Volodya told the chairman of the kolkhoz that he and Masha could not go on living in the hotel. Why couldn’t they settle in nearby Aginskoye, only twenty miles away? But the KGB authorities didn’t want the Slepaks in Aginskoye and suggested to the kolkhoz chairman that he give them one of the apartments in the two-story brick building nearing completion in Tsokto-Khangil. The chairman of the kolkhoz called Volodya in and said, “I intended to give that apartment to the best worker in the kolkhoz, and instead I have to give it to an outlaw, to an anti-Soviet element.”

Volodya said, “You aren’t giving me that apartment. You were ordered to do so. Why are you complaining to me? If you don’t like it, you should complain to them.” And he left.

The apartment was one room in a two-story brick building near the dirt road and dry riverbed that ran to the west of the village. The room measured twenty feet by ten. There was a ten-by-seven kitchen and a bathroom, a toilet, a balcony. In the toilet and bathroom were sinks and a tub and a lavatory pan-entirely unusable because there was no running water in the village. From the window and balcony they had a clear view of the unpaved road to Mongolia and the riverbed and the steppes beyond, numbing with monotony, barren save for brownish, brittle, rain-starved grass, and empty of people. Wolves and foxes roamed about, and packs of wild dogs. In the farthest distance were hills, tall climbing mounds of gray rock, without trees, without vegetation.

The building had been constructed by a crew of Armenians from blueprints drawn up for apartment projects in the more moderate climate of Moldavia: hollow plywood doors, thin outer walls with no insulation against the cold. Because it was among the last to have been completed, the apartment was built of whatever pieces of lumber had been left. The result was a nightmarish dwelling: buckling, shabbily painted walls, ill-fitting doors, warped windows, cracks between the floor planks. Cold air blew in through the doors and windows, and the floor was difficult to walk on because of the uneven length and thickness of the boards.

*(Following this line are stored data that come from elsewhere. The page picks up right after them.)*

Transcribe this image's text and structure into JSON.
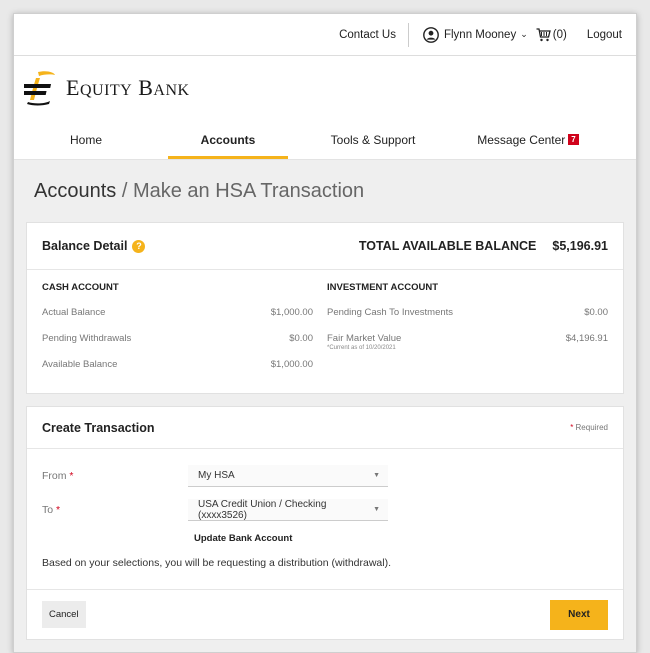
{
  "header": {
    "contact": "Contact Us",
    "user_name": "Flynn Mooney",
    "cart_count": "(0)",
    "logout": "Logout"
  },
  "brand": {
    "name_first": "E",
    "name_first_rest": "QUITY",
    "name_second": "B",
    "name_second_rest": "ANK"
  },
  "nav": {
    "items": [
      {
        "label": "Home"
      },
      {
        "label": "Accounts"
      },
      {
        "label": "Tools & Support"
      },
      {
        "label": "Message Center"
      }
    ],
    "message_badge": "7"
  },
  "page": {
    "title_main": "Accounts",
    "title_sep": " / ",
    "title_sub": "Make an HSA Transaction"
  },
  "balance": {
    "title": "Balance Detail",
    "total_label": "TOTAL AVAILABLE BALANCE",
    "total_value": "$5,196.91",
    "cash": {
      "title": "CASH ACCOUNT",
      "rows": [
        {
          "label": "Actual Balance",
          "value": "$1,000.00"
        },
        {
          "label": "Pending Withdrawals",
          "value": "$0.00"
        },
        {
          "label": "Available Balance",
          "value": "$1,000.00"
        }
      ]
    },
    "investment": {
      "title": "INVESTMENT ACCOUNT",
      "rows": [
        {
          "label": "Pending Cash To Investments",
          "value": "$0.00"
        },
        {
          "label": "Fair Market Value",
          "note": "*Current as of 10/20/2021",
          "value": "$4,196.91"
        }
      ]
    }
  },
  "transaction": {
    "title": "Create Transaction",
    "required": "Required",
    "from_label": "From",
    "from_value": "My HSA",
    "to_label": "To",
    "to_value": "USA Credit Union / Checking (xxxx3526)",
    "update_link": "Update Bank Account",
    "info": "Based on your selections, you will be requesting a distribution (withdrawal).",
    "cancel": "Cancel",
    "next": "Next"
  },
  "colors": {
    "accent": "#f5b31b",
    "badge": "#d0021b"
  }
}
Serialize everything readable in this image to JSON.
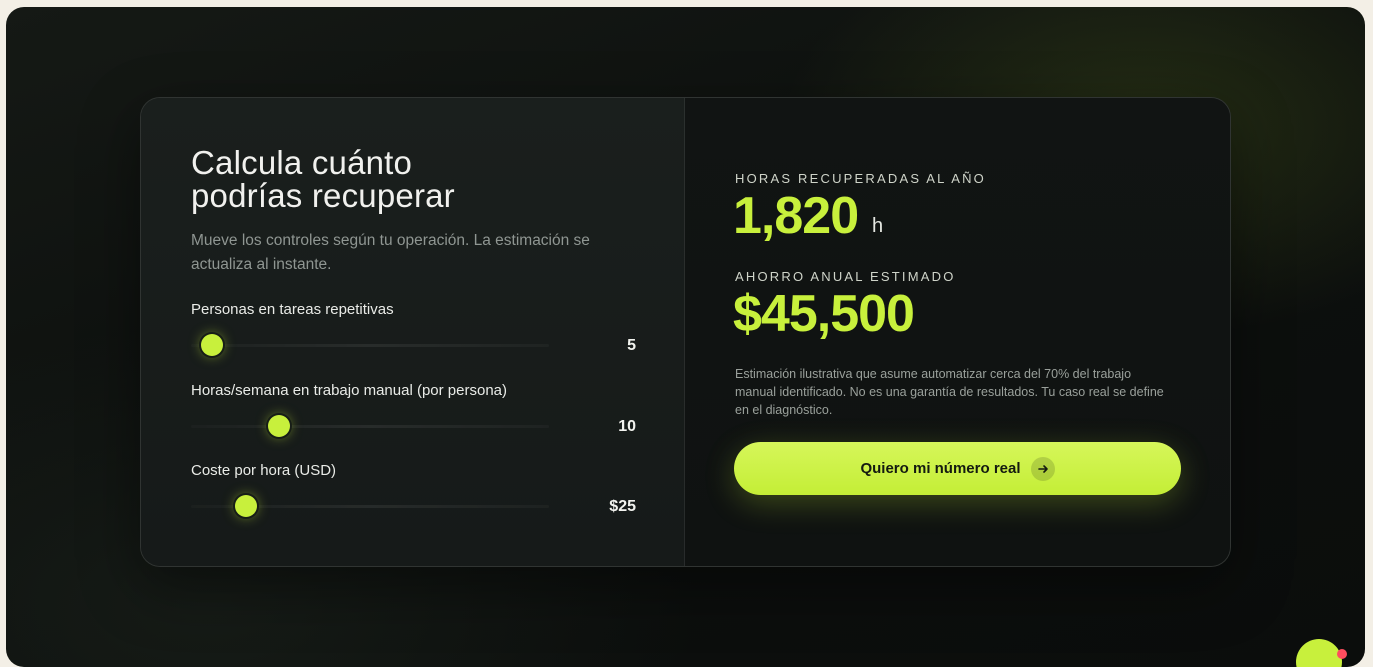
{
  "calculator": {
    "title_line1": "Calcula cuánto",
    "title_line2": "podrías recuperar",
    "subtitle": "Mueve los controles según tu operación. La estimación se actualiza al instante.",
    "controls": [
      {
        "label": "Personas en tareas repetitivas",
        "value_text": "5",
        "position_fraction": 0.06
      },
      {
        "label": "Horas/semana en trabajo manual (por persona)",
        "value_text": "10",
        "position_fraction": 0.245
      },
      {
        "label": "Coste por hora (USD)",
        "value_text": "$25",
        "position_fraction": 0.155
      }
    ]
  },
  "results": {
    "hours_label": "HORAS RECUPERADAS AL AÑO",
    "hours_value": "1,820",
    "hours_unit": "h",
    "savings_label": "AHORRO ANUAL ESTIMADO",
    "savings_value": "$45,500",
    "disclaimer": "Estimación ilustrativa que asume automatizar cerca del 70% del trabajo manual identificado. No es una garantía de resultados. Tu caso real se define en el diagnóstico.",
    "cta_label": "Quiero mi número real",
    "cta_icon": "arrow-right-icon"
  },
  "colors": {
    "accent": "#c8f03c",
    "card_bg": "#141816",
    "page_bg": "#0d100e",
    "notification_dot": "#ff4d5e"
  }
}
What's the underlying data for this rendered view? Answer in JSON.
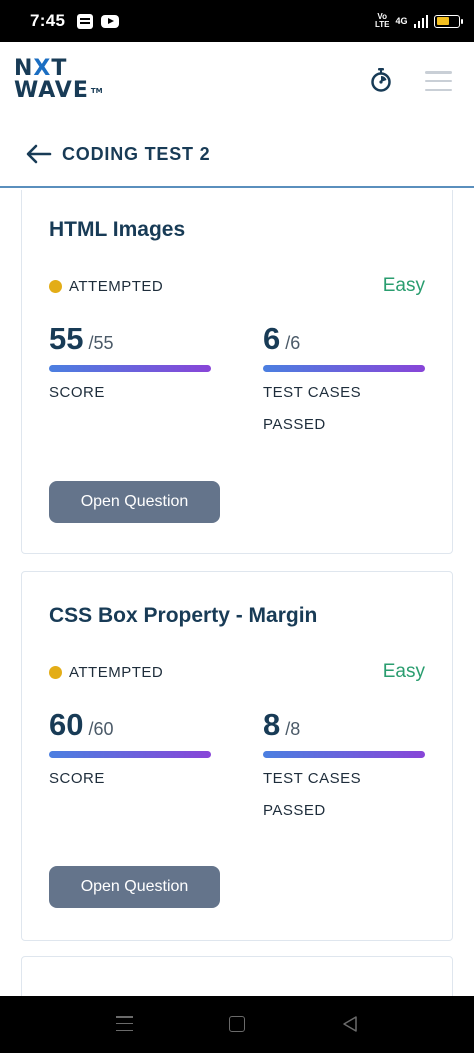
{
  "status_bar": {
    "time": "7:45",
    "volte_line1": "Vo",
    "volte_line2": "LTE",
    "network": "4G",
    "battery_level": 0.6,
    "icons": [
      "document-icon",
      "youtube-icon",
      "signal-icon",
      "battery-icon"
    ]
  },
  "header": {
    "logo_line1_a": "N",
    "logo_line1_b": "X",
    "logo_line1_c": "T",
    "logo_line2": "WAVE",
    "logo_tm": "TM",
    "icons": [
      "timer-icon",
      "menu-icon"
    ]
  },
  "test": {
    "title": "CODING TEST 2"
  },
  "questions": [
    {
      "title": "HTML Images",
      "status": "ATTEMPTED",
      "difficulty": "Easy",
      "score": "55",
      "score_total": "/55",
      "score_label": "SCORE",
      "score_fraction": 1.0,
      "tests_passed": "6",
      "tests_total": "/6",
      "tests_label_line1": "TEST CASES",
      "tests_label_line2": "PASSED",
      "tests_fraction": 1.0,
      "button": "Open Question"
    },
    {
      "title": "CSS Box Property - Margin",
      "status": "ATTEMPTED",
      "difficulty": "Easy",
      "score": "60",
      "score_total": "/60",
      "score_label": "SCORE",
      "score_fraction": 1.0,
      "tests_passed": "8",
      "tests_total": "/8",
      "tests_label_line1": "TEST CASES",
      "tests_label_line2": "PASSED",
      "tests_fraction": 1.0,
      "button": "Open Question"
    }
  ],
  "colors": {
    "brand_navy": "#183b56",
    "status_attempted": "#e3ad17",
    "difficulty_easy": "#2a9d6f",
    "button_bg": "#64748b",
    "progress_start": "#4b7fe0",
    "progress_end": "#8845d8"
  }
}
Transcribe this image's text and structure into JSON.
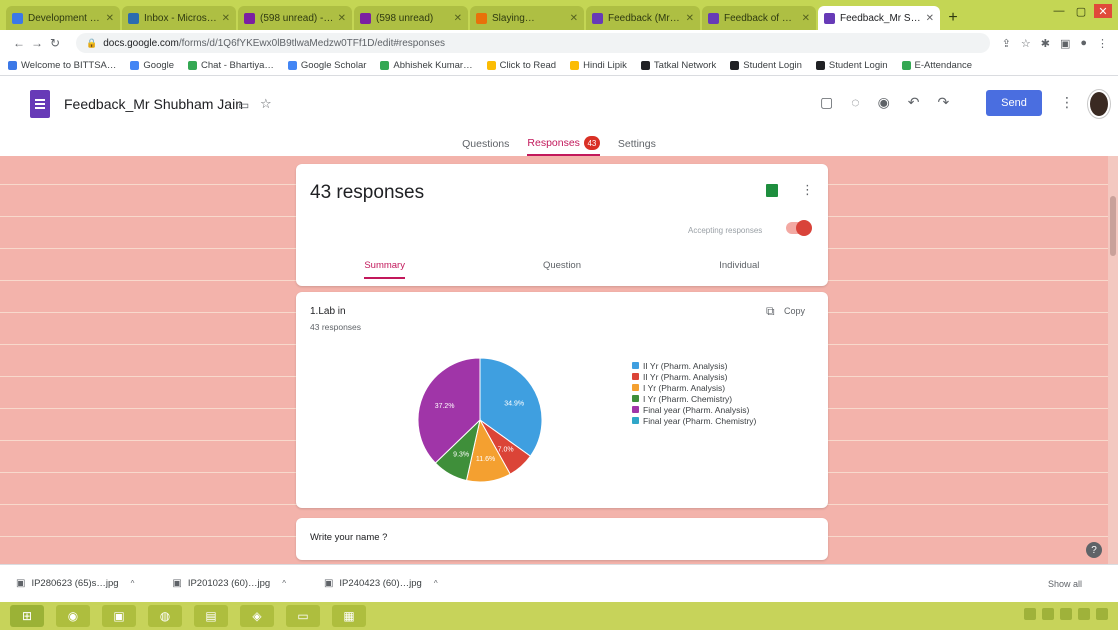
{
  "browser": {
    "tabs": [
      {
        "label": "Development ri…",
        "color": "#3b78e7"
      },
      {
        "label": "Inbox - Microsoft…",
        "color": "#2b6cb0"
      },
      {
        "label": "(598 unread) - S…",
        "color": "#7b1fa2"
      },
      {
        "label": "(598 unread)",
        "color": "#7b1fa2"
      },
      {
        "label": "Slaying…",
        "color": "#e8710a"
      },
      {
        "label": "Feedback (Mr Shu…",
        "color": "#673ab7"
      },
      {
        "label": "Feedback of Gru…",
        "color": "#673ab7"
      },
      {
        "label": "Feedback_Mr Shu…",
        "color": "#673ab7"
      }
    ],
    "address": {
      "domain": "docs.google.com",
      "path": "/forms/d/1Q6fYKEwx0lB9tlwaMedzw0TFf1D/edit#responses"
    },
    "bookmarks": [
      {
        "label": "Welcome to BITTSA…",
        "color": "#3b78e7"
      },
      {
        "label": "Google",
        "color": "#4285f4"
      },
      {
        "label": "Chat - Bhartiya…",
        "color": "#34a853"
      },
      {
        "label": "Google Scholar",
        "color": "#4285f4"
      },
      {
        "label": "Abhishek Kumar…",
        "color": "#34a853"
      },
      {
        "label": "Click to Read",
        "color": "#fbbc04"
      },
      {
        "label": "Hindi Lipik",
        "color": "#fbbc04"
      },
      {
        "label": "Tatkal Network",
        "color": "#202124"
      },
      {
        "label": "Student Login",
        "color": "#202124"
      },
      {
        "label": "Student Login",
        "color": "#202124"
      },
      {
        "label": "E-Attendance",
        "color": "#34a853"
      }
    ]
  },
  "form": {
    "title": "Feedback_Mr Shubham Jain",
    "send_label": "Send",
    "subtabs": [
      {
        "label": "Questions",
        "active": false
      },
      {
        "label": "Responses",
        "active": true,
        "badge": "43"
      },
      {
        "label": "Settings",
        "active": false
      }
    ]
  },
  "summary_card": {
    "responses_label": "43 responses",
    "accepting_label": "Accepting responses",
    "tabs": [
      "Summary",
      "Question",
      "Individual"
    ],
    "active_tab": "Summary"
  },
  "question_card": {
    "title": "1.Lab in",
    "subtitle": "43 responses",
    "copy_label": "Copy"
  },
  "next_card": {
    "title": "Write your name ?"
  },
  "chart_data": {
    "type": "pie",
    "values": [
      {
        "label": "II Yr (Pharm. Analysis)",
        "value": 34.9,
        "color": "#3f9fe0"
      },
      {
        "label": "II Yr (Pharm. Analysis)",
        "value": 7.0,
        "color": "#db4437"
      },
      {
        "label": "I Yr (Pharm. Analysis)",
        "value": 11.6,
        "color": "#f4a030"
      },
      {
        "label": "I Yr (Pharm. Chemistry)",
        "value": 9.3,
        "color": "#3f8f3a"
      },
      {
        "label": "Final year (Pharm. Analysis)",
        "value": 37.2,
        "color": "#a035a8"
      },
      {
        "label": "Final year (Pharm. Chemistry)",
        "value": 0.0,
        "color": "#30a6c8"
      }
    ]
  },
  "downloads": [
    {
      "label": "IP280623 (65)s…jpg"
    },
    {
      "label": "IP201023 (60)…jpg"
    },
    {
      "label": "IP240423 (60)…jpg"
    }
  ],
  "downloads_showall": "Show all",
  "taskbar": {
    "buttons": [
      "⊞",
      "◉",
      "▣",
      "◍",
      "▤",
      "◈",
      "▭",
      "▦"
    ]
  }
}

Masha and Volodya began to transform the apartment. They repainted the walls, doors, and floors. With the planking of discarded packing crates, Volodya built shelves and a table for the kitchen. In a garbage dump he found a junked bed, which he brought to the apartment and repaired. He built bookshelves, shoe racks, benches, a sofa. He had brought tools with him from Moscow; the nails he found along the sides of the road that ran through the village. Once, out on the steppes, he came upon a new wrench. Often the Buryats, after repairing broken machinery or equipment, carelessly left the hardware behind. They didn’t care. None of it really belonged to them; it was all the property of the Communist state.

One night in early November it began to snow, tiny flakes thickly falling. The wind picked up the dust and sand of the steppes, mixed it with the snow, and pelted the village. In the dry air of the morning the snow vanished quickly, but the village stood pallid and dust-covered. Everywhere, sand-in one’s clothes, eyes, mouth, food. Toward the end of the month Masha and Volodya moved into the apartment.

In the evenings the uncovered windows seemed menacing black holes to Masha, and she bought fabric and made curtains. She and Volodya went to the department store and brought back cartons, which they laid out on the uneven planks of the floor and then covered with plastic; the floor was even now, and insulated. She stuffed rags into the hollows of the plywood doors, and when the frost deepened and the winds grew stronger, she bought the thick felt used by the Buryats for their yurtas-the tepeelike structures in which they lived during the periods they grazed sheep on the steppes-and hung it over the doors for further insulation.